National Roads Below Motorway Standard

Outside the motorway and expressway tier, approximately 16,700 km of national roads (DN-prefix routes) carry a substantial share of freight and passenger traffic. These roads vary widely in condition. The DN1 Bucharest–Brașov–Sibiu–Arad corridor, for example, is heavily trafficked by both freight and tourist vehicles and suffers chronic congestion at several mountain passes, particularly in winter. Its partial replacement by completed A3 segments has begun but is incomplete.

Traffic counts on DN1 at the Ploiești bypass routinely show over 30,000 vehicles per day in peak seasons, making it one of the most overloaded corridors in the network. CNAIR data from 2023 placed it among the top five national road sections requiring urgent intervention.

County and Communal Road Condition

The 35,000+ km of county roads (DJ-prefix) and 60,000+ km of communal and local roads (DC, DS prefixes) are managed outside CNAIR's direct remit. Condition data collected by the Ministry of Transport indicates that approximately 30% of county roads lack an adequate paved surface or have pavement in poor condition. In Moldova and Oltenia regions, the proportion is higher.

This gap matters for agricultural and rural freight. Produce, timber, livestock, and construction materials often begin their journey on county or communal roads before reaching national routes. Poor surface conditions translate directly into higher fuel consumption, vehicle wear, and time per delivery — cost elements that smaller regional carriers absorb disproportionately.

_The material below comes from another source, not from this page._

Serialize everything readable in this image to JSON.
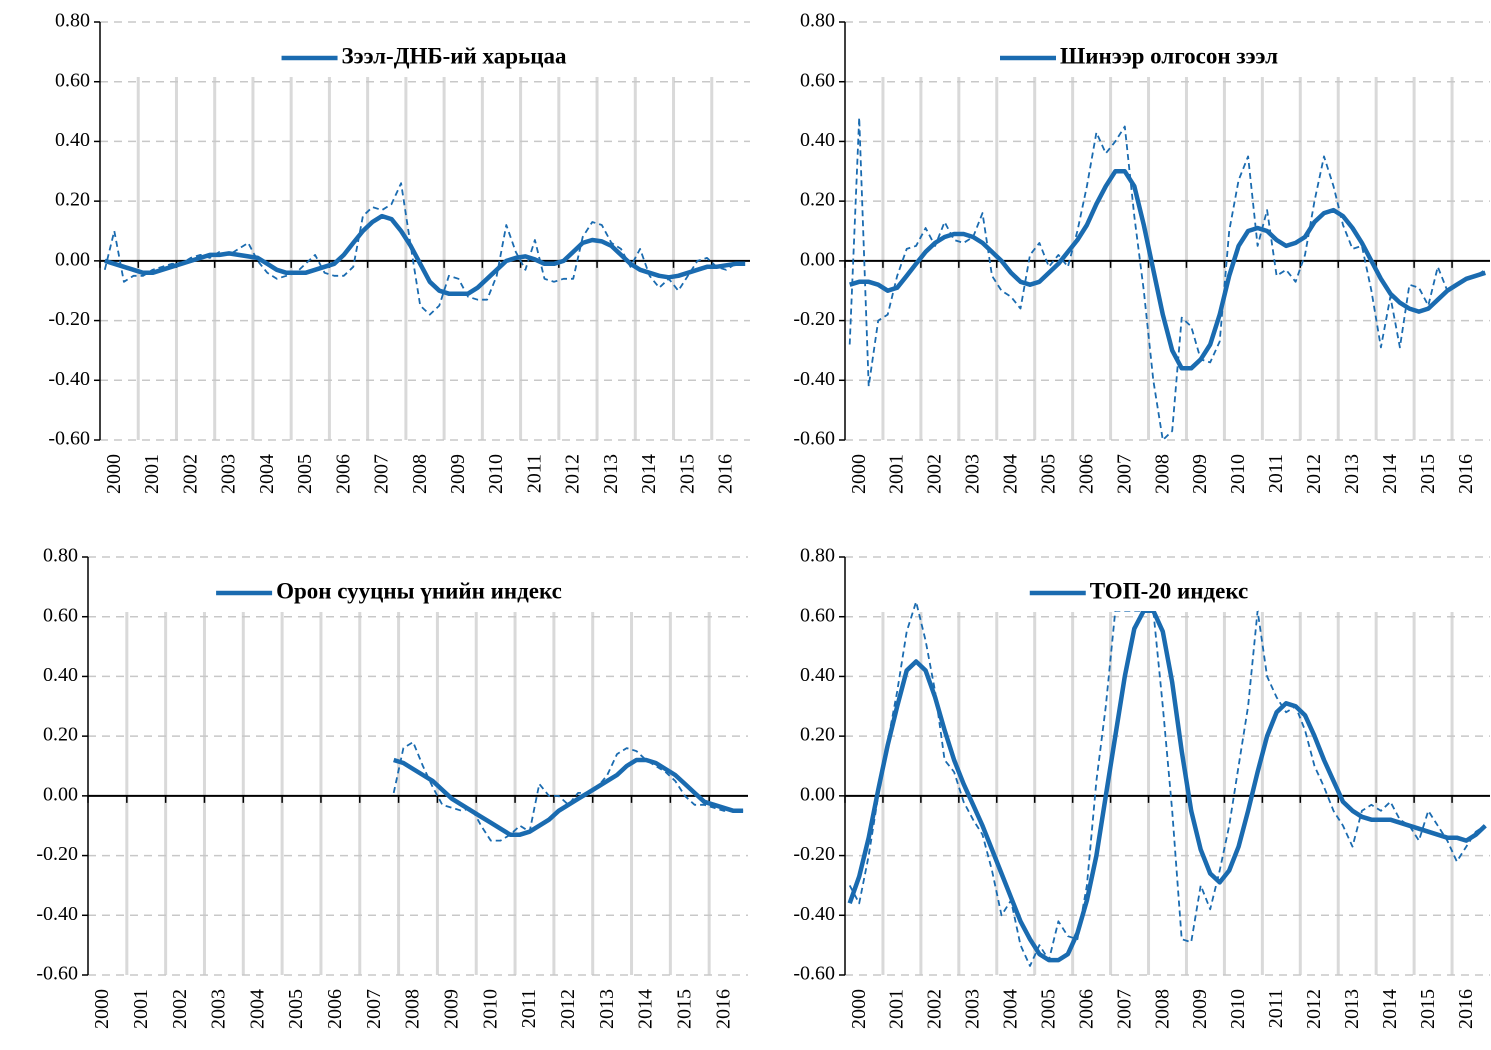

Key Data Points (2024–2025)

  • Total public road network: ~86,000 km
  • National roads (CNAIR-managed): 17,800 km
  • Motorways and expressways: ~1,100 km open to traffic
  • A2 Bucharest–Constanța: 203 km, fully open
  • A3 sections in operation: ~560 km (partial)
  • County roads: ~35,000 km
  • Communal and local roads: ~60,000+ km
  • Heavy vehicle e-toll system: distance-based, active on all motorways

Ongoing and Planned Projects

The National Recovery and Resilience Plan (PNRR) allocated funds to several expressway sections that had been stalled, including parts of the Sibiu–Pitești expressway (A1 extension) and the Iași–Târgu Mureș route. These projects are monitored by the Ministry of Transport and by the European Commission as part of PNRR milestone compliance reviews.

For the most current project status, CNAIR maintains a public project tracker at cnair.ro. EU project data is available through the INFOREGIO portal maintained by the European Commission.